Why I Wrote The Decision Maker’s Handbook
LEADERSHIP MASTERYFEATURED


For a long time, I thought my tendency to overthink decisions was simply part of who I was.
In leadership roles, careful thinking often feels responsible. After all, decisions affect people, teams, customers, outcomes, and sometimes entire organizations. But over time, I started noticing something else. Thoughtful leadership can quietly turn into hesitation, delayed execution, and mental exhaustion when clarity never feels “good enough.”
This realization, along with years of leadership experience, coaching conversations, and operational challenges, eventually became the seed for The Decision Maker’s Handbook.
For a long time, I thought I was simply an overthinker.
Not in the dramatic sense. More in the everyday leadership sense.
The kind where you keep replaying scenarios in your head before making a decision. The kind where you instinctively look for more information, another perspective, one more data point, or a little more certainty before moving forward.
In many ways, that instinct helped me.
Over the years, I’ve worked across leadership, operations, customer experience, outsourcing, coaching, and organizational growth. In those environments, decisions matter. Sometimes a lot. Teams move based on them. Customers feel the impact of them. Businesses grow... or struggle, because of them.
And when you’re the one carrying responsibility, decisions are rarely just intellectual exercises. They carry consequences, trade-offs, uncertainty, and at times, emotional weight.
What surprised me over time was how mentally exhausting decision-making can become.
Not because every decision is huge or life-changing. But because leadership often means living in a constant stream of incomplete information, competing priorities, operational realities, people concerns, and the pressure to keep things moving forward.
I’ve sat in meetings where capable teams slowed down simply because a decision stayed unresolved for too long.
Not because people were incompetent.
Not because they didn’t care.
But because everyone was waiting for more clarity.

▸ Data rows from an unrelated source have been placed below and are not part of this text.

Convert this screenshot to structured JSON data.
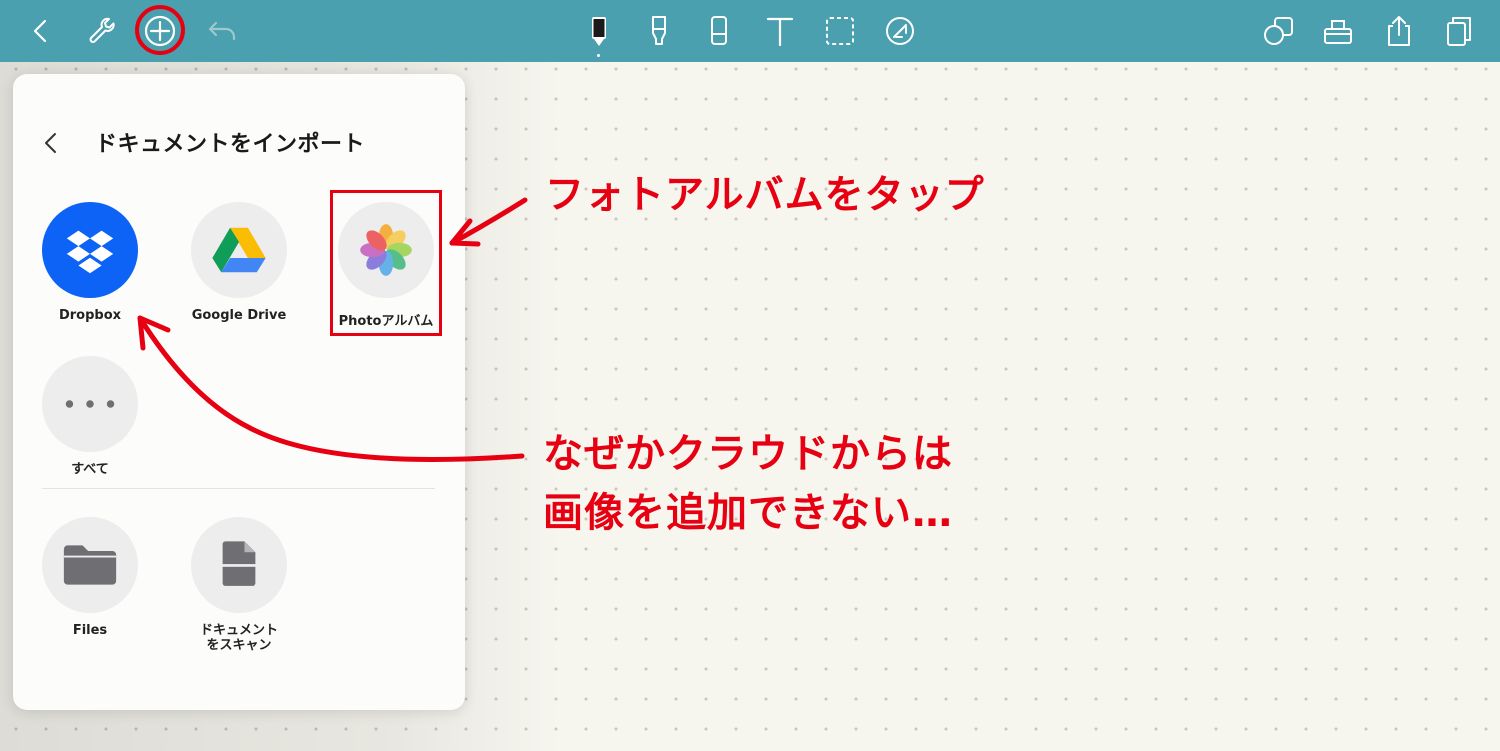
{
  "toolbar": {
    "color": "#4aa0ae",
    "left_icons": [
      "back-chevron-icon",
      "wrench-icon",
      "add-plus-icon",
      "undo-icon"
    ],
    "center_tools": [
      "pen-tool-icon",
      "highlighter-tool-icon",
      "eraser-tool-icon",
      "text-tool-icon",
      "lasso-select-icon",
      "shape-tool-icon"
    ],
    "right_icons": [
      "shapes-panel-icon",
      "zoom-window-icon",
      "share-icon",
      "page-copy-icon"
    ]
  },
  "import_panel": {
    "title": "ドキュメントをインポート",
    "sources": [
      {
        "label": "Dropbox",
        "icon": "dropbox-icon"
      },
      {
        "label": "Google Drive",
        "icon": "google-drive-icon"
      },
      {
        "label": "Photoアルバム",
        "icon": "photos-icon"
      },
      {
        "label": "すべて",
        "icon": "more-dots-icon"
      }
    ],
    "actions": [
      {
        "label": "Files",
        "icon": "folder-icon"
      },
      {
        "label": "ドキュメント\nをスキャン",
        "icon": "scan-document-icon"
      }
    ]
  },
  "annotations": {
    "accent_color": "#e60012",
    "photo_tap": "フォトアルバムをタップ",
    "cloud_line1": "なぜかクラウドからは",
    "cloud_line2": "画像を追加できない…"
  }
}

And, I’ve been part of that too.
There were moments when I kept analyzing, evaluating, gathering inputs, hoping that eventually the “perfect answer” would become obvious. As if certainty would quietly walk into the room and remove all doubt.
The problem is... real life rarely works that way.
At some point, even delayed decisions become decisions.
What helped me gradually change my approach were not massive theories or complicated business models. It was often much simpler than that.
A few 2x2 practical frameworks.
A few mental models.
A few questions that helped cut through noise and bring clarity to the next step.
Over time, I started holding onto these tools almost like a personal ready reckoner for different situations:
when information was incomplete,
when emotions were running high,
when urgency was real,
when every option felt imperfect,
or when overthinking had started disguising itself as productivity.
Realization - I am not alone
As I began coaching leaders, founders, and business owners, I realized how common this struggle actually was.
So many smart, capable people quietly carry the burden of decision fatigue.
Not because they lack intelligence or experience.
Often the opposite.
The more responsibility people carry, the more carefully they tend to think. The challenge is that thoughtful leadership can sometimes drift into hesitation, analysis paralysis, or delayed execution without us even realizing it.
That realization stayed with me for a long time.
And slowly, the idea for The Decision Maker’s Handbook began taking shape.
I didn’t want to write a book full of abstract theories or complicated frameworks that only sound impressive in conference rooms and PowerPoint presentations.
I wanted to create something practical.
A thinking companion for people navigating uncertainty, complexity, pressure, growth, and everyday leadership realities.
A book people could return to when they felt stuck.
When clarity was missing.
When the path forward felt messy.
When action mattered more than perfect certainty.
In many ways, writing this book also became a personal reflection journey for me.
Because the truth is, decision-making is not only about strategy or logic. It is also about self-awareness, courage, timing, judgment, priorities, and learning to move forward even when complete certainty is unavailable.
Maybe that is one of the quieter realities of leadership that we do not talk about enough.
Most meaningful decisions in life are made before we feel fully ready.
And perhaps growth is not about eliminating uncertainty altogether.
Perhaps it is about learning how to navigate it with greater clarity, awareness, and intention.
That, more than anything else, is why I wrote The Decision Maker’s Handbook.